Некоторое время спустя…
Девушка вернулась в Топкапы поздней ночью. Снег ещё лежал на её волосах, накидке и платье, когда она вошла во дворец. Но спустя несколько минут к ней подбежала Мария и, со слезами на глазах, упала на колени, сжимая подол платья Бронт:
— Простите меня, простите… Молю, госпожа, простите…
— Что случилось? — слова испанца вдруг прозвучали в голове англичанки, от чего её лицо побледнело, а кончики пальцев оледенели — Мария!
— Ваш отец… Кэт и Шарлотта… — не прекращая заикаться от душащих её слёз ни на минуту, гречанка показала ранее незамеченные окровавленные руки и плате — Пенелопа…
Словно потеряв всякие чувства, Ченс, не видя, побежала в покои отца, придерживая окровавленный подол.

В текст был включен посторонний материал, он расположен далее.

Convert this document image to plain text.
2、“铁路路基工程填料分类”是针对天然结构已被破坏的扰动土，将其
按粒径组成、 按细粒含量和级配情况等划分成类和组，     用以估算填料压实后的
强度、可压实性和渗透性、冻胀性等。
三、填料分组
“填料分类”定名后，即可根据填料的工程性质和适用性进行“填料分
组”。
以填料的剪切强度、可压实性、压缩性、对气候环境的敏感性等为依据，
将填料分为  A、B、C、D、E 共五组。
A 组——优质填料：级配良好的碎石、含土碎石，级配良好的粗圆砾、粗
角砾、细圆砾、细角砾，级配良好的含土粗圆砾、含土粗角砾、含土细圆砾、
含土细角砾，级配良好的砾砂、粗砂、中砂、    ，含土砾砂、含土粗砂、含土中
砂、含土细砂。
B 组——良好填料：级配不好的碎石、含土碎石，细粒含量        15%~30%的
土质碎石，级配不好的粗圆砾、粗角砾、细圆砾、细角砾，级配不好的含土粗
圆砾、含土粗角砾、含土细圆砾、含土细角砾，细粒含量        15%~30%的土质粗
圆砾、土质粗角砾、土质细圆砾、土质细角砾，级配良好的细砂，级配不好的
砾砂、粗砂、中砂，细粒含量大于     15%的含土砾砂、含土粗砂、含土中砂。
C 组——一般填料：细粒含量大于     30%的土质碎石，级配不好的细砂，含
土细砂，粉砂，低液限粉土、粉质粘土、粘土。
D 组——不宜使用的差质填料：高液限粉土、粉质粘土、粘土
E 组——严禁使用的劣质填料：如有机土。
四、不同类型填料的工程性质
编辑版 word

Холод могил, загробного мира и смерти постепенно сковывал всё её тело и полностью овладел им только тогда, когда она добралась до назначенной цели. Десяток слуг копошились там, а рыдающая Мария только дополняла эту ужасную картину. Как только Лили вошла в комнату, так тут же, держась за дверь, осела на пол. Ужасная картина предстала перед глазами девушки, осиротевшей в одну секунду, но в эту же секунду её душа состарилась на тысячу лет. Её отец, лорд Аддисон Бронт, её верные служанки и подруги, Кэтрин и Шарлотта, были мертвы. Мудрый старец лежал на кровати, будто спал, да только рукоятка кинжала говорила о том, что этот сон вечен, а девушки же, сидящие у кровати, демонстрировали перерезанные шеи.
— Отец… — одними губами прошептала леди, чьё лицо уже было мраморно-белым.
— Госпожа, — одетый в ночную одежду Сюмбюль поклонился девушке, что даже и бровью не повела — Мы нашли виновного. Не успела сбежать, изменница!
— Кто? — едва слышно произнесла она, посмотрев на агу потухшими глазами.
— Эй! Сюда! — куда-то в сторону рыкнул евнух, на что двое стражников приволокли грязную и промокшую Пенелопу — Она принесла еду, в которую было подсыпано снотворное. Девушки попробовали, как вы им и приказали — они заснули… Дальше вы понимаете…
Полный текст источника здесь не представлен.